If you run the big ads i think that they will place a tracker on there to see how many people call.they put like another number that is only listed in the book to see who calls.That is the only way unless you ask every one who calls where they got your name.


----------



## CT18fireman (Nov 30, 2000)

Waste of money IMO. I have never had a yellow page listing or really any other advertising. Word of mouth is the bestadvertising that you can get. Every fall I get more calls for snowplowing then I can get to. Maybe a yellow page ad would increase this if I wanted but who would I attract? I try to stay in a certain area and attract a certain customer, almost every person says "I got you name from..." That is what I like to here. A referall means your current customer appreciates your work enough to refer you to his/her friends.


----------



## wyldman (Jan 18, 2001)

Yellow pages ads are expensive,and take quite a few new customers to pay for themselves.I have never really advertised,and don't have a problem getting new business or keeping busy,through refferals and word of mouth.

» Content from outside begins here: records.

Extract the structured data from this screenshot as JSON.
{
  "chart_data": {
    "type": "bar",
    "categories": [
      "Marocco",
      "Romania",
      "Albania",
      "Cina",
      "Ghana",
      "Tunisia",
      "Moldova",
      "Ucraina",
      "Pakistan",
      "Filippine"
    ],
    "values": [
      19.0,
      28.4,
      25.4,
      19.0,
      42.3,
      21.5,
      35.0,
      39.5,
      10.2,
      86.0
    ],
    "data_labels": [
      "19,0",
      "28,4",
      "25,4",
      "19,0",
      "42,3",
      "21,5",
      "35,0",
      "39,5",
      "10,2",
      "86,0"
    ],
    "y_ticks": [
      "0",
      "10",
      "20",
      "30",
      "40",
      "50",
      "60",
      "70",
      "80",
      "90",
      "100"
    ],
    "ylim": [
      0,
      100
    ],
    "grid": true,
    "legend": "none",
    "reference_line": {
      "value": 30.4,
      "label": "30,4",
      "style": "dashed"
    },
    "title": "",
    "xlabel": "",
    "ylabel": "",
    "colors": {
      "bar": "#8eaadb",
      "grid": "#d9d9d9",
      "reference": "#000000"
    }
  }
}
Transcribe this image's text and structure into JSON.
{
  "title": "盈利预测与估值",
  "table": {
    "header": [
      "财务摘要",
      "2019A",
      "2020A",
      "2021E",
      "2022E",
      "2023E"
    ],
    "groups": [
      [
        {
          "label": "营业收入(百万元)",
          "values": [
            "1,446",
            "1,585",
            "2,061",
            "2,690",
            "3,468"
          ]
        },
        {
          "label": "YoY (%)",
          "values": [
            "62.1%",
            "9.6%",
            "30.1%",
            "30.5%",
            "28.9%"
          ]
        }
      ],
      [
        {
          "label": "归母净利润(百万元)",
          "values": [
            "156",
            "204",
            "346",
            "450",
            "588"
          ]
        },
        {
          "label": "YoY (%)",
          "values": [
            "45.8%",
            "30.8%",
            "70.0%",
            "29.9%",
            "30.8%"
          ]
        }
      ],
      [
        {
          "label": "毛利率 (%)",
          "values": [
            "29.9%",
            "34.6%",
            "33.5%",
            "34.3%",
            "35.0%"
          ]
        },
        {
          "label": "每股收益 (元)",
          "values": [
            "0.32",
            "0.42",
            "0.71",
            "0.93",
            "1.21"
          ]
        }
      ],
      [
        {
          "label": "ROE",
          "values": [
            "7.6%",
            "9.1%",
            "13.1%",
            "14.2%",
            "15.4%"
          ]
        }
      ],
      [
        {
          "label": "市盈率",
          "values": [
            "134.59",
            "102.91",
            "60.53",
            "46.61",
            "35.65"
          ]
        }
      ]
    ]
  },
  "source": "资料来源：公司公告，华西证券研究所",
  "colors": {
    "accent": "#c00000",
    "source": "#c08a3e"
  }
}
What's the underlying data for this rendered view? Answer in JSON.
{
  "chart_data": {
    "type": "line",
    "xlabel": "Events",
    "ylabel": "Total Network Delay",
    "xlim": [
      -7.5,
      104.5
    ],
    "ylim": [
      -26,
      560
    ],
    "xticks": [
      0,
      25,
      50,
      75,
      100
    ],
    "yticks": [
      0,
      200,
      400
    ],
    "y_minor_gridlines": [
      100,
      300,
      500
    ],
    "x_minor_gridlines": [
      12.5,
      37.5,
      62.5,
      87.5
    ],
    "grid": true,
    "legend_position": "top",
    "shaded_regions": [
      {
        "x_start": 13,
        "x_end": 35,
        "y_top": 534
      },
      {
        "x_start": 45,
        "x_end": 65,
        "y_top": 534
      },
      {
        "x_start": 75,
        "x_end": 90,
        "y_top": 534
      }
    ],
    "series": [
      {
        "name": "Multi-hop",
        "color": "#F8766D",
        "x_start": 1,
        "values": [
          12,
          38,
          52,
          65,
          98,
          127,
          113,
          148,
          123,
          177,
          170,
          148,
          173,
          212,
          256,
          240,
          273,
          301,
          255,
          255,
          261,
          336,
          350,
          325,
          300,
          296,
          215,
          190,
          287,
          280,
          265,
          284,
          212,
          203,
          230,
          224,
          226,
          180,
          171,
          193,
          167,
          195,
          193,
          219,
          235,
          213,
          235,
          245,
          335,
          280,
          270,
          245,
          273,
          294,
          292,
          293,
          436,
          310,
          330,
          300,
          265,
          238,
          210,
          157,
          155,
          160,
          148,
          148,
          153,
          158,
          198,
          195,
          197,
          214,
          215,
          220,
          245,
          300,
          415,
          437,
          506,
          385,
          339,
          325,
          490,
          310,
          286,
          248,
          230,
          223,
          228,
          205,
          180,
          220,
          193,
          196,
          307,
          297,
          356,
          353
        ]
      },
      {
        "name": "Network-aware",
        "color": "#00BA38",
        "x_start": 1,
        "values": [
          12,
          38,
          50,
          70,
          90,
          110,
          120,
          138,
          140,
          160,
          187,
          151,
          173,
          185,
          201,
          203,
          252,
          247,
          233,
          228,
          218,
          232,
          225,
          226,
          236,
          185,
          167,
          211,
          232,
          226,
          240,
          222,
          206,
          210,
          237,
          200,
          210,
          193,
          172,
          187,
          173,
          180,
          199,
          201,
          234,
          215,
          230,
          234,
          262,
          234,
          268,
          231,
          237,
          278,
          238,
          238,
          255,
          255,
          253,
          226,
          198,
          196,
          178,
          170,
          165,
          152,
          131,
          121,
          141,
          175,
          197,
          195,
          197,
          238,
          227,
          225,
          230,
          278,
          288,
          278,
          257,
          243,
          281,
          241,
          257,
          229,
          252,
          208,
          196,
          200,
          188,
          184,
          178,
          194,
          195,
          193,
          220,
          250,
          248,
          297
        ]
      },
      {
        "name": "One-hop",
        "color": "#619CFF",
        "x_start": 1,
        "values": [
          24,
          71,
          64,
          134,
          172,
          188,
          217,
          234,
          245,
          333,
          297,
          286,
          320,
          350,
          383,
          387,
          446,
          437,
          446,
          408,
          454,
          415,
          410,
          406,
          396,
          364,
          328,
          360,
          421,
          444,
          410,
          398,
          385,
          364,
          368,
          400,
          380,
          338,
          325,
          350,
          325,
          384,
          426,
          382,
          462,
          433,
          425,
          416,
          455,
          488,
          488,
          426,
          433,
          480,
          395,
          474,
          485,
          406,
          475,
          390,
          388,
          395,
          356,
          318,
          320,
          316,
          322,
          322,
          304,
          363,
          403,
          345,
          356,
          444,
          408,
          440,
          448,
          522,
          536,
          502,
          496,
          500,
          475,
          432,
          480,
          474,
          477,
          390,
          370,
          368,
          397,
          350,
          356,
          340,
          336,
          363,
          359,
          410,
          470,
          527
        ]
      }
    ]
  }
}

Most of the business you'll pull out of the yellow pages will be residential stuff,so if that's what your targeting,it may just work.


----------



## Sno (Jan 12, 2002)

These are not the responses I expected. Making me think....


----------



## szorno (Jan 3, 2002)

I too have considered yellow pages, and skipped it. cost and the kind of customers you get. But I am going to try something new this year. Since we are almost completely commercial, I am going to have signs made like small yard type political signs. they will feature my logo and say something like:
Snowplowing and Ice Prevention by
Care Enterprises
Serving Conifer since 1992
303-838-4273
I already have preliminary permission to put the signs in front of my key customers entrances.
The idea is a little name recognition and kind of word of mouth without the mouth. If people like our work maybe they will call us.
I'll start a thread on this subject closer to season.


----------



## Sno (Jan 12, 2002)

Excellent idea!


----------



## JML (Dec 27, 1999)

I would be nervous putting my name right in front of people. Around here people would see the name and number and say, "Yea I just fell in your lot here, what are you going to do"? Even though your work may be excellent.....


----------



## Pelican (Nov 16, 2001)

I run an ad just slightly larger than the free listing for my landscape business. I wasn't necessarily looking to increase business by it, I usually am running 3 months out, but I wanted to legitimize myself to the people new to the area. Lots of gypsies here in landscaping.

The ad runs about $75/month.

For plowing, remember you have to pay a full year's premium for 3 months of results.


----------



## Sno (Jan 12, 2002)

Good point.


----------



## indianabc (Aug 2, 2003)

*If you want your phone to ring*

My experience in the yellow pages is as a contractor not for snow plowing. The yellow page add made the phone ring. Did not make us much money but boy did it make the phone ring. People shopping for prices, asking questions, and so one. A lot of time for bids that turned into to nothing. Word of mouth and referral are the best sources for me!


----------



## Sno (Jan 12, 2002)

Thanks IndianaABC,
Sounds like we do about the same thing.

I know what you mean about wasted time on bids and questions.

How is business right now in Indiana? Phone been ringing ?


----------



## indianabc (Aug 2, 2003)

I just checked out your website - it looks like we do the exact same thing! It is has been an OK year for the business but am worried a little about the winter - hence why I am starting to plow. 

I am also looking into getting more into lawn cutting next year. I do some rental properties now - but I am not really set up for it. I am just using a riding lawn tractor, I am hoping to get a good deal on a riding ZTR mower this winter.

B.C.


----------



## Sno (Jan 12, 2002)

Where at in Indiana?

Maybe we can cross sub in a pinch?

Email me


----------